The case of one blind person has been often quoted. He believed, that, after much inquiry and reflection, he had at last found out what scarlet was; and being asked to explain himself, "I think," says he, "scarlet is something like the sound of a trumpet." This man had about the same knowledge of natural light as Nicodemus had of spiritual. Nor can all the learning or study in the world, enable any person to form a suitable judgment of divine truth, until the eyes of his mind are opened, and then he will perceive it at once. Indeed, this comparison is well suited to show the entire difference between nature and grace, and to explain the ground of that enmity and scorn which fills the hearts of blinded sinners, against those who profess to have been enlightened by the Spirit of God.

But if we could suppose it possible, that there was a whole nation of blind men, and one or two people should go among them, and profess that they could see, while they could not offer them such a proof of their assertion as they were capable of receiving, nor even explain, to their satisfaction, what they meant by sight; what may we imagine would be the consequence? I think there is little doubt but these innovators would experience much the same treatment as the believers of Jesus often meet with from a blind world. The blind people would certainly hate and despise them for presuming to pretend to what they had not. 

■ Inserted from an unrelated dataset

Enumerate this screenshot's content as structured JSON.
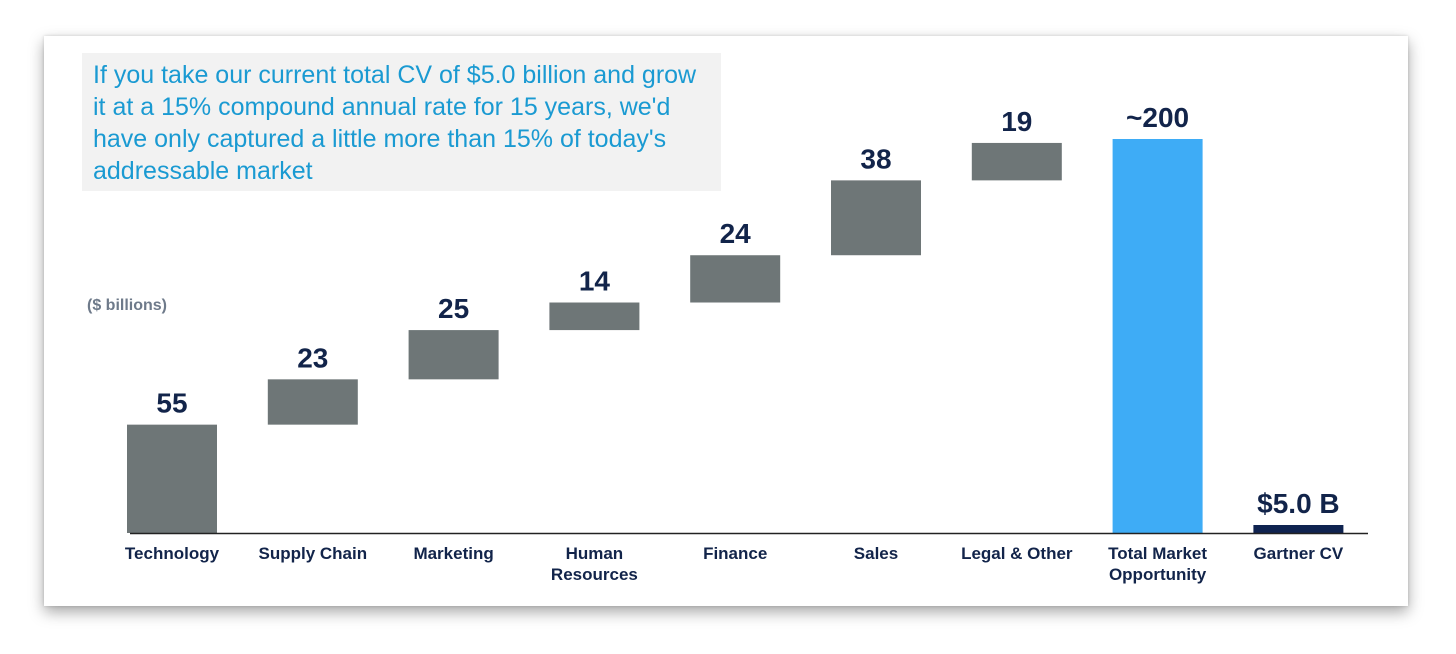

They would try to dispute them out of their senses, and bring many arguments to prove that there could be no such thing as either light or sight. They would say, as many say now, 'How is it, if these things are so, that we should know nothing of them?' Yes, I think it probable they would rise against them, as deceivers and enthusiasts, and disturbers of the public peace, and say, "Away with such fellows from the earth; it is not fit that they should live!" But if we should suppose further, that during the heat of the contest some of these blind men should have their eyes suddenly opened, the dispute as to them would be at an end in a minute; they would confess their former ignorance and obstinacy, confirm the testimony of those whom they had before despised, and of course share in the same treatment from their blind brethren, perhaps be treated still worse, as apostates from the opinion of the public.

If this illustration is justly applicable to our subject, it may lead us to several observations, or inferences, which have a tendency to confirm what we are elsewhere expressly taught by the word of God.